Reporter's Notebook: A Journey Down the Yangtze
Correspondent returns after seven years and sees many changes.
Dec. 4, 2007 -- Yu Falun is a retired metals factory worker, and I met him on the banks of the Yangtze River above Yibin, picking colored stones from the water.
He is 63, has a winning smile and collects the stones as a hobby -- a peaceful pastime that gets him out by the river for hours at a time. For him the Yangtze is a geologic marvel, water wearing down stone for millennia, its slow changes over time producing smooth pebbles for someone with the patience and interest to find them.
When I told him I had come to China to see how people felt about their rapid economic change and growing power in the world, Yu just shook his head and laughed.
China was not rich, he told me in tones one might use to explain the world to a small child. Didn't I know that the only thing they had was cheap labor? How could they make much money like that? No, no, "China," he said emphatically, "is still a poor country."

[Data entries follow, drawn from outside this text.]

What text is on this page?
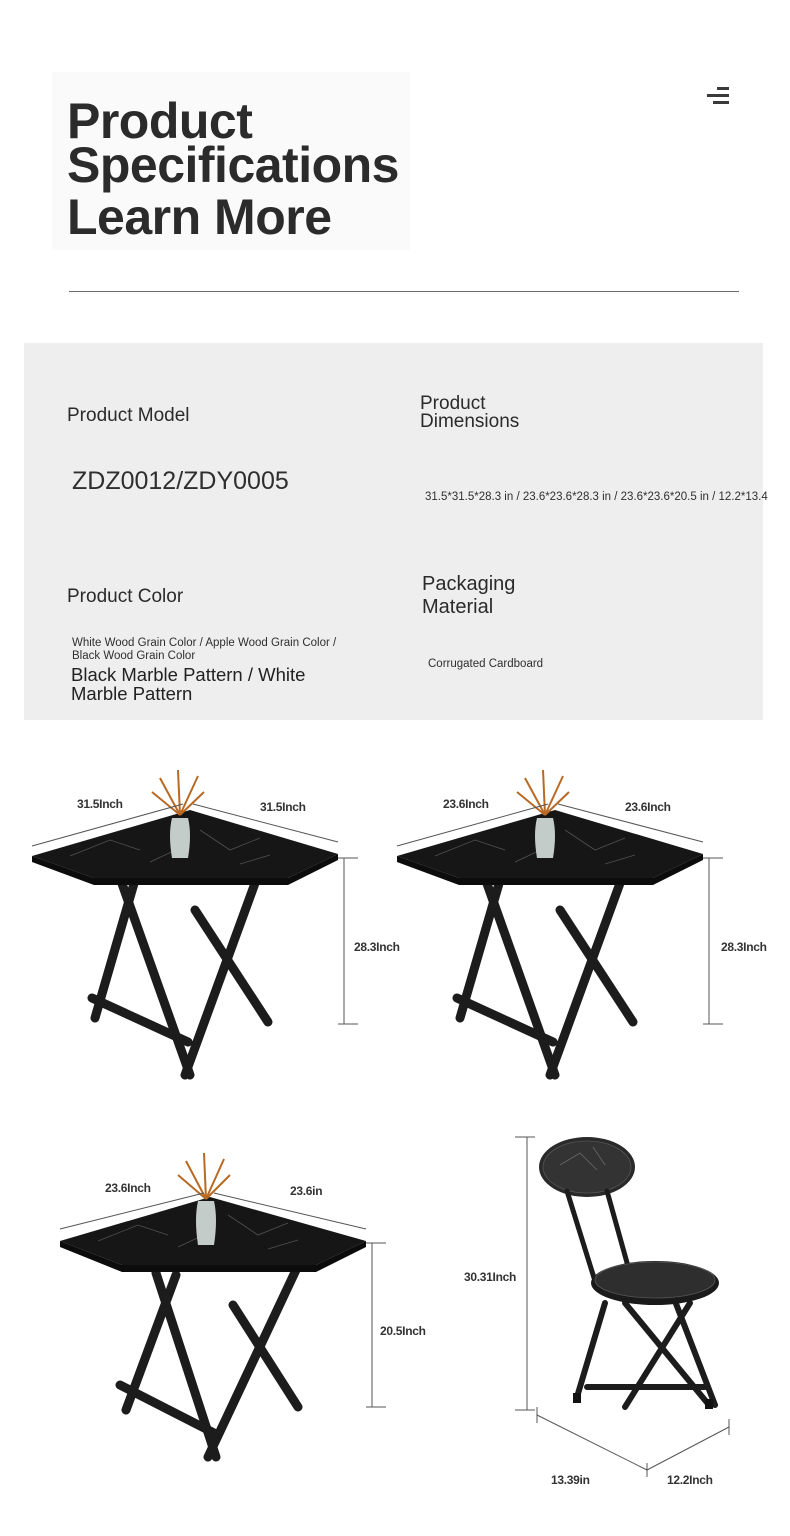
Product
Specifications
Learn More
Product Model
ZDZ0012/ZDY0005
Product Dimensions
31.5*31.5*28.3 in / 23.6*23.6*28.3 in / 23.6*23.6*20.5 in / 12.2*13.4
Product Color
White Wood Grain Color / Apple Wood Grain Color / Black Wood Grain Color
Black Marble Pattern / White Marble Pattern
Packaging Material
Corrugated Cardboard
31.5Inch	31.5Inch
28.3Inch
23.6Inch	23.6Inch
28.3Inch
23.6Inch	23.6in
20.5Inch
30.31Inch
13.39in	12.2Inch
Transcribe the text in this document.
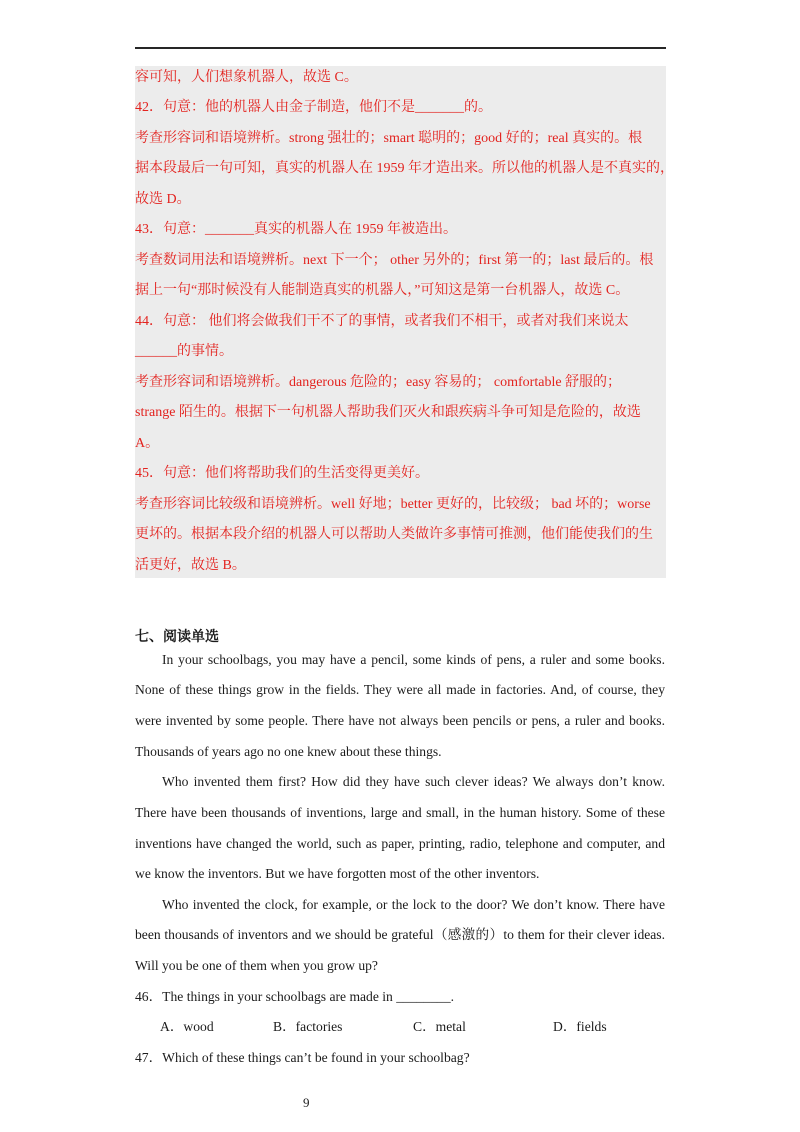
容可知，人们想象机器人，故选 C。
42．句意：他的机器人由金子制造，他们不是_______的。
考查形容词和语境辨析。strong 强壮的；smart 聪明的；good 好的；real 真实的。根
据本段最后一句可知，真实的机器人在 1959 年才造出来。所以他的机器人是不真实的，
故选 D。
43．句意：_______真实的机器人在 1959 年被造出。
考查数词用法和语境辨析。next 下一个； other 另外的；first 第一的；last 最后的。根
据上一句“那时候没有人能制造真实的机器人，”可知这是第一台机器人，故选 C。
44．句意： 他们将会做我们干不了的事情，或者我们不相干，或者对我们来说太
______的事情。
考查形容词和语境辨析。dangerous 危险的；easy 容易的； comfortable 舒服的；
strange 陌生的。根据下一句机器人帮助我们灭火和跟疾病斗争可知是危险的，故选
A。
45．句意：他们将帮助我们的生活变得更美好。
考查形容词比较级和语境辨析。well 好地；better 更好的，比较级； bad 坏的；worse
更坏的。根据本段介绍的机器人可以帮助人类做许多事情可推测，他们能使我们的生
活更好，故选 B。
七、阅读单选
In your schoolbags, you may have a pencil, some kinds of pens, a ruler and some books.
None of these things grow in the fields. They were all made in factories. And, of course, they
were invented by some people. There have not always been pencils or pens, a ruler and books.
Thousands of years ago no one knew about these things.
Who invented them first? How did they have such clever ideas? We always don’t know.
There have been thousands of inventions, large and small, in the human history. Some of these
inventions have changed the world, such as paper, printing, radio, telephone and computer, and
we know the inventors. But we have forgotten most of the other inventors.
Who invented the clock, for example, or the lock to the door? We don’t know. There have
been thousands of inventors and we should be grateful（感激的）to them for their clever ideas.
Will you be one of them when you grow up?
46．The things in your schoolbags are made in ________.
A．wood	B．factories	C．metal	D．fields
47．Which of these things can’t be found in your schoolbag?
9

I know what he means -- there are still plenty of poor people in China -- by one estimate 150 million Chinese live in poverty on less than $1 a day. But 1,700 miles downriver, where the Yangtze flows into the sea at Shanghai, the country does not look poor at all. This is the fourth-largest economy in the world, growing at 11 percent a year, buying up foreign banks, oil companies, computer makers and huge swathes of African rainforest. Like the powerful Yangtze River, China is on the move, and it is getting rich -- fast.
Click here to read Terry McCarthy's blog entry "The River and the Dam: Partners in Changing China."
It has been seven years since I lived in China, and the journey down the Yangtze was a way of checking back to see how much China has changed as it gears up for the Olympics and the eyes of the world next summer. The Yangtze River is, in many ways, the pulse of China, and my journey was a way of taking that pulse.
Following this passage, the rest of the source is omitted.